Enquanto os jovens ouviam Clarice, Jade estava ao telefone com a direção do hospital. Ela soube que o comitê de ética do São Pedro havia se reunido emergencialmente para debater a presença dos jovens. Nele foi decidido que nada poderia ser gravado além da sala da oficina, nem mesmo os áudios, e deveriam entrar com um pedido para a direção do hospital analisar. O grupo fica surpreso com a decisão, pois tudo havia sido acertado previamente com a Secretaria de Saúde do Estado, teoricamente um grau acima do comitê.
Uma outra profissional do hospital se aproxima da conversa. É a já conhecida pelo grupo, Sofia. Ela que havia ajudado no contato para a realização da visita. Todos vão então em direção a famosa oficina de criatividade.
Um lugar lindo. Tanta arte, política e sentimento em um lugar só. As paredes são cheias de quadros, gravuras, fotos. Tudo cheio e meio bagunçado. A cada lado que se olha, mais mil detalhes para se analisar. Poemas complexos em defesa dos direitos humanos. Gritos representados por palavras ou desenhos nas paredes. Eram várias salas com tipos de artes diferentes para os pacientes se expressarem como se sentissem confortáveis. Uma explosão de beleza. Uma beleza vazia.

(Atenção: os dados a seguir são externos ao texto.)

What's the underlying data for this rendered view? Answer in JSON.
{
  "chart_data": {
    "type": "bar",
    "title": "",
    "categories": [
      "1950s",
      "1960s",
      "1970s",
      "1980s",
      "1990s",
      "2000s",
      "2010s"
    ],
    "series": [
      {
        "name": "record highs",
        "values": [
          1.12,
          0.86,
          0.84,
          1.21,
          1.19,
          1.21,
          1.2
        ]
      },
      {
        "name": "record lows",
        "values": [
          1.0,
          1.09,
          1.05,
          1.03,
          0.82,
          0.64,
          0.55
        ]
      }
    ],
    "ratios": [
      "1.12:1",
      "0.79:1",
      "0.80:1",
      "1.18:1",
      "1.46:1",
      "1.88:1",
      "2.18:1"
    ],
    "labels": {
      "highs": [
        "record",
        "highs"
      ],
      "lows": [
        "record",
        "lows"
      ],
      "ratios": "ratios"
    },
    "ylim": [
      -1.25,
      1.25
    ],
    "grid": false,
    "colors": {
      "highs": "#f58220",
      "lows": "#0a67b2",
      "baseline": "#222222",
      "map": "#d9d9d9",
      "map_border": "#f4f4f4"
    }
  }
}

Parte do grupo escuta Jade explicar as diferentes áreas do local e sua história, todos os aprendizados com os anos de oficina. Ela fala da dedicação dos profissionais e pacientes para aquele lugar existir e funcionar.
Os outros conversam com Sofia. Ela conta que foi chamada para ver o que o grupo estava fazendo. Acompanhar se não estavam filmando sem permissão, ou entrando onde não deviam.
O grupo conhecia Sofia, ela estava ali por obrigação. Se dependesse dela, tudo seria mostrado e divulgado. A profissional conta que a direção e o comitê de ética buscavam problematizar a presença dos jovens para que tudo fosse proibido. Todos sabem da guerra política que aquele lugar representa. A desinstitucionalização não afeta somente os pacientes, há profissionais com décadas de trabalho no São Pedro. Mudar a mentalidade de um tipo de tratamento que tranca pessoas para outro que liberta não é fácil. Haverá resistência. Dos dois lados.
Por fim, os jovens planejam as formas para realizar a visita novamente. Já pensam em todos argumentos e questionamentos que irão apresentar ao comitê de ética. O trabalho não ia ser em vão. Independente da resposta, eles sabiam que iriam mostrar de alguma forma o que viram naquele lugar, mesmo que sem imagens.